The Northern neighbor of the United States could hardly be more different in terms of policies. Canada veers towards socialism in terms of redistribution of wealth. The average income in Canada is about $45,000 per year, which is lower than the US and reflects a lower cost of living.
In the United States, you need half a million to be in the top one percent, Canada’s economy is so different that you need less than half that amount to be considered rich. Far from being a tax haven, like Monaco, the UAE, Singapore, and Bahrain, those in the upper-income bracket in Canada pay about one-third of their earnings in taxes.
Income inequality is the gap between the top one percent and everyone else. The top one percent tend to hold an inordinately high level of a country’s wealth. In some countries, laws favor “everyone else” by taxing the wealthiest people and using those taxes for public services. Other countries, however, tax laws favor the top one percent and, in some cases, encourage those at the top to hoard money.

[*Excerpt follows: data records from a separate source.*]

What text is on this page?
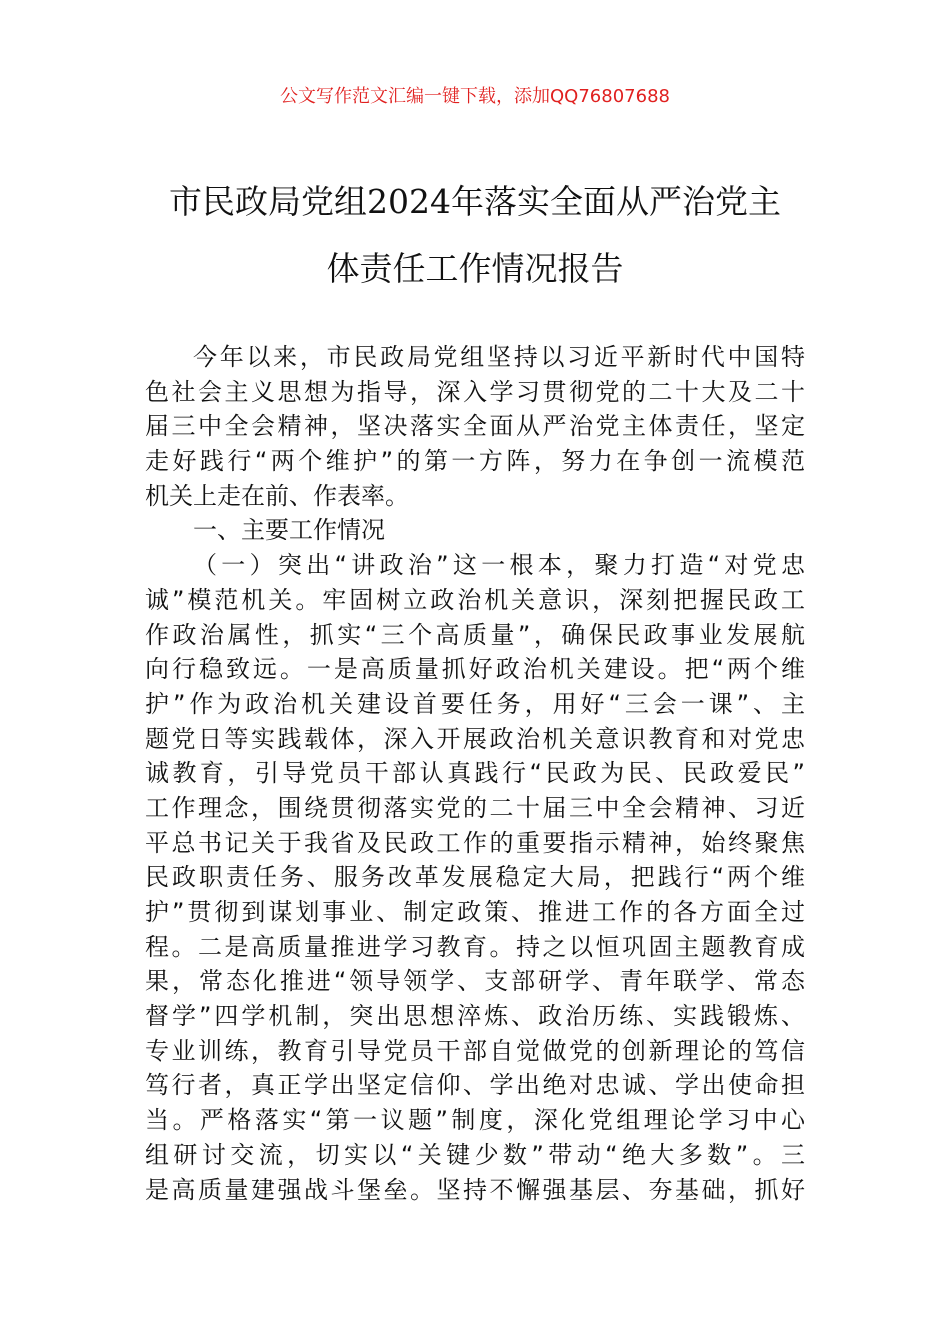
公文写作范文汇编一键下载，添加QQ76807688
市民政局党组2024年落实全面从严治党主
体责任工作情况报告
今年以来，市民政局党组坚持以习近平新时代中国特
色社会主义思想为指导，深入学习贯彻党的二十大及二十
届三中全会精神，坚决落实全面从严治党主体责任，坚定
走好践行“两个维护”的第一方阵，努力在争创一流模范
机关上走在前、作表率。
一、主要工作情况
（一）突出“讲政治”这一根本，聚力打造“对党忠
诚”模范机关。牢固树立政治机关意识，深刻把握民政工
作政治属性，抓实“三个高质量”，确保民政事业发展航
向行稳致远。一是高质量抓好政治机关建设。把“两个维
护”作为政治机关建设首要任务，用好“三会一课”、主
题党日等实践载体，深入开展政治机关意识教育和对党忠
诚教育，引导党员干部认真践行“民政为民、民政爱民”
工作理念，围绕贯彻落实党的二十届三中全会精神、习近
平总书记关于我省及民政工作的重要指示精神，始终聚焦
民政职责任务、服务改革发展稳定大局，把践行“两个维
护”贯彻到谋划事业、制定政策、推进工作的各方面全过
程。二是高质量推进学习教育。持之以恒巩固主题教育成
果，常态化推进“领导领学、支部研学、青年联学、常态
督学”四学机制，突出思想淬炼、政治历练、实践锻炼、
专业训练，教育引导党员干部自觉做党的创新理论的笃信
笃行者，真正学出坚定信仰、学出绝对忠诚、学出使命担
当。严格落实“第一议题”制度，深化党组理论学习中心
组研讨交流，切实以“关键少数”带动“绝大多数”。三
是高质量建强战斗堡垒。坚持不懈强基层、夯基础，抓好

While some argue that a fair economic system encourages those who “have what it takes” to get to the top, others disagree. Moreover, there are plenty of studies to show that when public services, such as schools, are not funded, an uneducated populace leads to an uneducated workforce. The result is a lower quality of life for everyone including those at the top. After all, even the wealthy fare better when those around them are educated and competent.
You can have an income of a million dollars a year, but if you spend all of it, you are not accumulating wealth. Many of the world’s wealthiest people spurn high fashion labels, such as Gucci and Louis Vuitton, and prefer to drive standard automobiles instead of Cadillacs and Rolls Royces. They understand that to build wealth you can’t just make money; you have to use and save money wisely.
Nevertheless, other forms of wealth have little to do with having a high income. Some of the world’s happiest people are middle class. They have plenty of money to provide for their own needs and some of their wants, and most of their energy is focused on the people they love instead of wealth.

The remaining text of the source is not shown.